The Taste of Money (돈의 맛) is a 2012 South Korean erotic suspense film about a conglomerate-owning family (chaebol). It triggered controversy and hype with its portrayal of the lives of the privileged in Korean society, exploring themes of sex and money, greed and ambition.
The film is acclaimed Korean director, Im Sang-soo‘s seventh film. He has twice been invited to compete for the Palme d’Or at the Cannes Film Festival, with The Housemaid in 2010 and now, The Taste of Money in 2012.
Im calls The Taste of Money, “an extension of The Housemaid. You can say that it’s the story of the children of The Housemaid who’ve grown up.” It is his exploration of the world outside the household portrayed in that movie — “What Hoon does outside the home, what kind of parents he has, an expansion of the scope of The Housemaid.”
I have watched The Housemaid in 2010 and enjoyed it very much.
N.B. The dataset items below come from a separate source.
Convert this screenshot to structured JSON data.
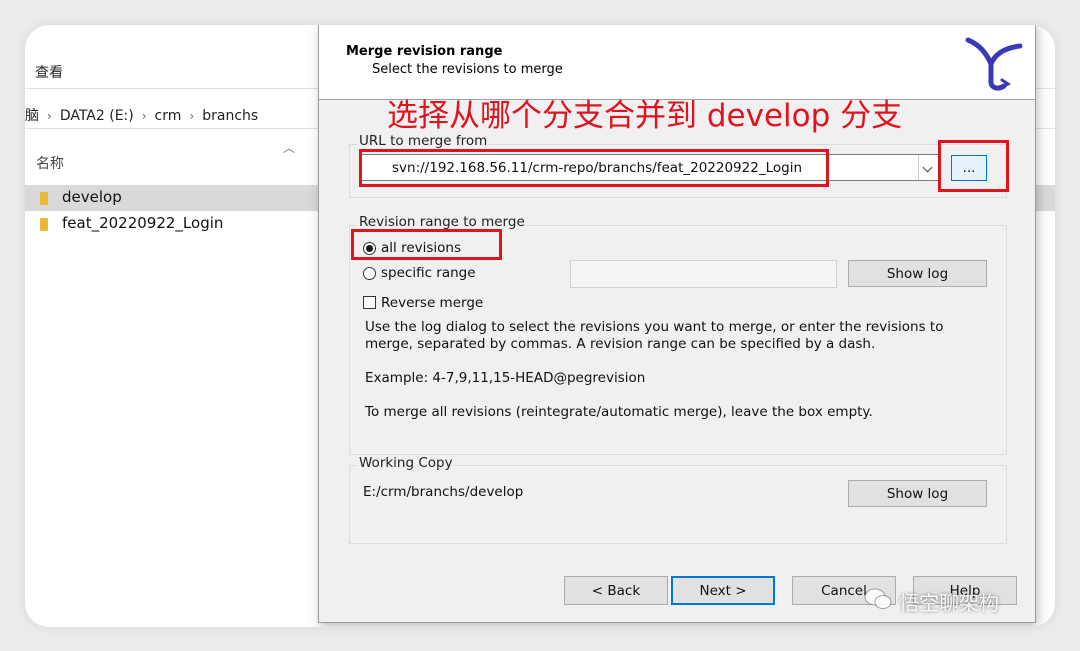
{
  "explorer": {
    "menu_label": "查看",
    "breadcrumb": [
      "脑",
      "DATA2 (E:)",
      "crm",
      "branchs"
    ],
    "column_header": "名称",
    "items": [
      {
        "name": "develop",
        "selected": true
      },
      {
        "name": "feat_20220922_Login",
        "selected": false
      }
    ]
  },
  "dialog": {
    "title": "Merge revision range",
    "subtitle": "Select the revisions to merge",
    "annotation": "选择从哪个分支合并到 develop 分支",
    "url_group": {
      "title": "URL to merge from",
      "value": "svn://192.168.56.11/crm-repo/branchs/feat_20220922_Login",
      "browse_label": "..."
    },
    "revision_group": {
      "title": "Revision range to merge",
      "all_revisions_label": "all revisions",
      "specific_range_label": "specific range",
      "specific_range_value": "",
      "show_log_label": "Show log",
      "reverse_merge_label": "Reverse merge",
      "help_text": "Use the log dialog to select the revisions you want to merge, or enter the revisions to merge, separated by commas. A revision range can be specified by a dash.",
      "example_text": "Example: 4-7,9,11,15-HEAD@pegrevision",
      "empty_hint": "To merge all revisions (reintegrate/automatic merge), leave the box empty.",
      "selected_option": "all revisions",
      "reverse_merge_checked": false
    },
    "working_copy_group": {
      "title": "Working Copy",
      "path": "E:/crm/branchs/develop",
      "show_log_label": "Show log"
    },
    "footer": {
      "back_label": "< Back",
      "next_label": "Next >",
      "cancel_label": "Cancel",
      "help_label": "Help"
    }
  },
  "watermark": "悟空聊架构",
  "colors": {
    "annotation_red": "#e0141e",
    "focus_blue": "#0078d7",
    "dialog_bg": "#f0f0f0",
    "logo_blue": "#3a3ab8"
  }
}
It’s an outright adult film, from the theme of power and corruption to the many sex and erotic scenes. I was really looking forward to catching the extension film and be shocked once again by the scanting portrayal of Korea’s chaebol families.
The Taste of Money delivers in this respect, as an entertaining, adult-themed film, but was not markably different from Im’s previous film to create a lasting impact.
The scene of the young, muscular male lead getting “raped” by the matriarch of the chaebol was pretty haunting though:
While The Taste of Money made many references to Im’s previous film, it can be watched as a stand-alone, without having seen The Housemaid.
I like it, just like how I enjoy watching adult-themed TV series like Dexter and The Sopranos. Sometimes, movies get tamed and toned down too much to achieve a more audience-friendly rating to sell more tickets.
If you are above 21, do go catch The Taste of Money when it is showing here! The film is rated R21 (not surprising given the adult theme and many nude scenes) and will be showing in Singapore from 2 August 2012 (next Thurs).
In a luxurious house outside Seoul lives one of the country’s richest families: company president Yoon (Baek Yoon-sik), his wife Baek Geum-ok (Yoon Yeo-jeong), their divorced daughter Nami (Kim Hyo-jin) and son Chul (On Joo-wan).
Yoon is company president but the reins of power are held by Geum-ok, whose aged father (Kwon Byung-gil) was once a powerful businessman and whom Yoon married for her money and influence. Yoon’s private secretary is Joo Young-jak (Kim Kang-woo), from humble origins, who follows his master’s bidding while looking for the right opportunity to capitalize on his position. His current job is making sure a US businessman, Robert Altman (Darcy Paquet), is kept happy with hookers, as part of a major business deal that could prove crucial to the family’s fortunes.
Geum-ok despises her husband’s obsession with money, and when she sees him having an affair with their Filipina maid, Eva (Maui Taylor), on her hidden CCTV, she beds Young-jak in revenge. When Chul is arrested for organizing a slush fund for Altman, Geum-ok decides to further punish her husband for his “mistake” in bringing the family’s name into public disrepute. Sidelined by the family, Young-jak turns for help to Na-mi, who seems to be the only level-headed member.